Significance: The result of the vote was expected, and Rousseff’s impeachment appears all but a formality now, with the senate expected to hold a final vote on whether she is impeached by the end of the month.
- Following a noisy 20-hour session overseen by the president of the supreme court (STF), Ricardo Lewandowski, the 81-member senate voted 59-21 to indict Rousseff on charges that she breached fiscal rules by borrowing from state banks to cover federal government budget gaps without informing congress, thereby allowing for additional spending ahead of the October 2015 general elections (in which Rousseff was re-elected for a second term and the leftist Partido dos Trabalhadores [PT] for a fourth consecutive term in government). An earlier report by the senate’s impeachment committee had also declared Rousseff a “dishonest administrator”, implying that she knowingly broke the fiscal rules.
- Rousseff continues to deny the charges and dismisses the whole impeachment process as a farce. The PT refers to it as a “coup d’état”. The PT secured external support for its position yesterday from the US senator for Vermont and recent presidential contender for the Democratic Party, Bernie Sanders. He issued a statement declaring the effort to remove Rousseff was “not a legal trial but rather a political one”, and he called on the US not to “sit by silently while the democratic institutions of one of our most important allies are undermined”.
- While Rousseff still has vocal supporters, some of whom have sought to make their voices heard at the Olympic Games currently being held in Rio de Janeiro, others in Brazil are taking a pragmatic view and want to move forward after nine months of unprecedented political and economic upheaval.
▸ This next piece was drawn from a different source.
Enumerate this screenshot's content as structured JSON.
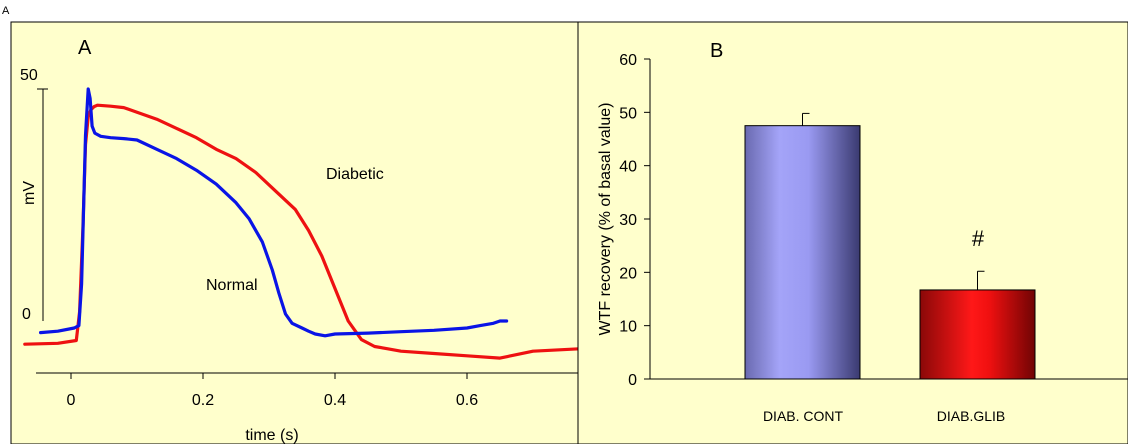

The senate vote reflected that point of view, with more senators voting against Rousseff than in May, when the upper house voted 55-22 in favour of advancing with her impeachment process after it was initiated by the federal chamber of deputies in December 2015, just weeks after Rousseff’s re-election.
Looking Ahead: A date for the final trial in the senate, expected to last a week, has yet to be set, but it could begin on 26 August. Two-thirds of the senate must vote to remove the president at the end of this trial in order to definitely remove her, upon which her interim replacement, Michel Temer, of the Partido Partido do Movimento Democrático Brasileiro (PMDB), Brazil’s largest political party, would be confirmed in his post until the next scheduled election, due in October 2018.